A vitória da morte estava ali, a seu lado. Era preciso negar o óbvio, para criar uma superstição. Meu primeiro contato com espíritas ocorreu quando minha mulher morreu. Eles sempre aparecem quando alguém morre. Minha mulher morrera há mais de mês e eu conversava com amigos comuns. Em dado momento, uma moça atalhou: "Eu conversei ontem com ela". Nessas ocasiões, tomo uma atitude de crédulo. Se a moça afirmava com tanta convicção ter conversado com minha mulher, não seria eu quem iria contestá-la. Perguntei apenas o que ela havia dito. Ela deixou uma mensagem, disse a moça: "seja feliz".

O que me lembrou a aparição de Maria aos três pastores em Fátima. Quando interrogada sobre quem era, teria dito a Virgem: "Eu sou a Nossa Senhora". Ora, sendo Maria mais que santa, semideusa, é de supor-se que não tivesse domínio tão precário do português. Se se dirigia aos três pastores, o correto seria: "Eu sou a Vossa Senhora". Por um descuido sintático do narrador, o milagre ficou prejudicado.

Da mesma forma, a mensagem de minha companheira. Éramos gaúchos. Depois de passarmos por Curitiba e São Paulo, ela passou a usar o você, mas apenas ao tratar com curitibanos e paulistanos. Jamais me trataria por você. Como a comunicação de Maria, a de minha mulher também ficou sob suspeita. Mas não neguei o testemunho da moça. Podes falar de novo com ela? - perguntei. Claro - me respondeu.

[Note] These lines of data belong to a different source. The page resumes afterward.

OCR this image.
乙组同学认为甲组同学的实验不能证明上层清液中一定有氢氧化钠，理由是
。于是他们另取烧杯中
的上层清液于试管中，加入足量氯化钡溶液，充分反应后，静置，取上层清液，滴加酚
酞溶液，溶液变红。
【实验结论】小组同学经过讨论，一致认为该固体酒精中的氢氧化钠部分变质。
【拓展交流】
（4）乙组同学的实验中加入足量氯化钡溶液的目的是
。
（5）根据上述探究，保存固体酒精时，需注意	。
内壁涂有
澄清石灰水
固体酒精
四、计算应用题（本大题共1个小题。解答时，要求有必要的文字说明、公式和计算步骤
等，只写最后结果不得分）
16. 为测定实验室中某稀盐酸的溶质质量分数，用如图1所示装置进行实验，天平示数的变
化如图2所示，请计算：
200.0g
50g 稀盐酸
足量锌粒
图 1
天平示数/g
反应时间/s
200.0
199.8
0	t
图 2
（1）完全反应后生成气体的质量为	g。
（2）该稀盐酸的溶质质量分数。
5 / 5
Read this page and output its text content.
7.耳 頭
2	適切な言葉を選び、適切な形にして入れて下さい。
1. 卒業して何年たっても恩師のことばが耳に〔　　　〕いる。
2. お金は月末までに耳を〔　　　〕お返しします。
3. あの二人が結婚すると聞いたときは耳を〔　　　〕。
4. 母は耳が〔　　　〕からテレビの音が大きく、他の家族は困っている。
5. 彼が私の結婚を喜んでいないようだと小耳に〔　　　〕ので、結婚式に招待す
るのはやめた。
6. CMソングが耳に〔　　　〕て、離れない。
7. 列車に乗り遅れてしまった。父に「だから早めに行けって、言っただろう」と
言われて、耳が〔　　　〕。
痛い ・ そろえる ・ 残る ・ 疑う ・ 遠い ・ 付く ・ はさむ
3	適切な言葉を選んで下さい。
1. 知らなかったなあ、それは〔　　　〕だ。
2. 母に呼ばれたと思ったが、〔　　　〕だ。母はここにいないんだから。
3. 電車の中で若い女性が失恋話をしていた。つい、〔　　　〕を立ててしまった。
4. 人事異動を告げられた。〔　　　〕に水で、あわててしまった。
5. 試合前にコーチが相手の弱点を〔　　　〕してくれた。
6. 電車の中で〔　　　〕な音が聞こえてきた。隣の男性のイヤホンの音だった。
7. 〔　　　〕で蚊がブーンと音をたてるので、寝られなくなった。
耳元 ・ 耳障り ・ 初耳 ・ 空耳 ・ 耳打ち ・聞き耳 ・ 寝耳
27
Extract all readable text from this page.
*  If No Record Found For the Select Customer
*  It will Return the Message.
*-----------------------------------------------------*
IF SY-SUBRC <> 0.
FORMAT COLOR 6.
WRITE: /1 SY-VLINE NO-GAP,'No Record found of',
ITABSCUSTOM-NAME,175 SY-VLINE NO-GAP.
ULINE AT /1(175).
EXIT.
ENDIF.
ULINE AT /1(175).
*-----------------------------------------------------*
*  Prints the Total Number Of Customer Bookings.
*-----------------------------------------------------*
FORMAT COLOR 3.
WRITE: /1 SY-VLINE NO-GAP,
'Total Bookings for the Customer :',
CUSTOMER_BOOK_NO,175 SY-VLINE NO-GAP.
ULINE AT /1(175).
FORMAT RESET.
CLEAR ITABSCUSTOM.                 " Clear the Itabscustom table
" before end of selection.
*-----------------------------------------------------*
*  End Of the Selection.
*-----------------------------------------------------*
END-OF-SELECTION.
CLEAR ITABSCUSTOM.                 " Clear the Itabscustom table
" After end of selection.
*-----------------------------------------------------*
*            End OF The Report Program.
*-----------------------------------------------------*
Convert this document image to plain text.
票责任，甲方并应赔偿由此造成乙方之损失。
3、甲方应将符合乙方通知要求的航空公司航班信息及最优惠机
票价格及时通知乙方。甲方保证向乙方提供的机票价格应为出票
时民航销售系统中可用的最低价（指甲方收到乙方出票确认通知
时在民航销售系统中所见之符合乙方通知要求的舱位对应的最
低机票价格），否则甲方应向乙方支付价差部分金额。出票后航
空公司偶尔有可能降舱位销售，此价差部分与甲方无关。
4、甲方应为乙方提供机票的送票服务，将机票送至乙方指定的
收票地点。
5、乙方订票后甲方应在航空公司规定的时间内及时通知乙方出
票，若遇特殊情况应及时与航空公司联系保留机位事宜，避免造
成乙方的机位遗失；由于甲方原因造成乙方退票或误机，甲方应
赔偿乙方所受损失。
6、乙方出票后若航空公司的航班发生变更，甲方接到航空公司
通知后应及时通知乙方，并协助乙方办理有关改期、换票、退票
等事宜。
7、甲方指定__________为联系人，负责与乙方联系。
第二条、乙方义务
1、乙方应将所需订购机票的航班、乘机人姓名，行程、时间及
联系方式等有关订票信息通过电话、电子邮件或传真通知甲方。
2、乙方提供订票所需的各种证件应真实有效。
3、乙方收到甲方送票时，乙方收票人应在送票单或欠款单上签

Pedi-lhe então que, quando voltasse a falar com ela, pedisse o código do celular, que eu havia ficado sem.

A moça entrou em pane, achava que não ia dar, códigos são coisas confidenciais, começou a perguntar que horas são e logo deu as de Vila Diogo. Contei a história mais tarde a professores universitários e um deles, também espírita, prometeu-me perguntar às instâncias do Além sobre o código do celular. Mas me alertou que o médium teria de ser muito poderoso para descobri-lo. Bem entendido, nunca mais me falou no assunto. Nem eu precisava do código, afinal sempre o tive e queria apenas divertir-me com a capacidade comunicativa dos tais de médiuns.

Quando magistrados, médicos e universitários se pautam por crendices idiotas, isto significa que do saber universitário pouco ou nada se pode esperar.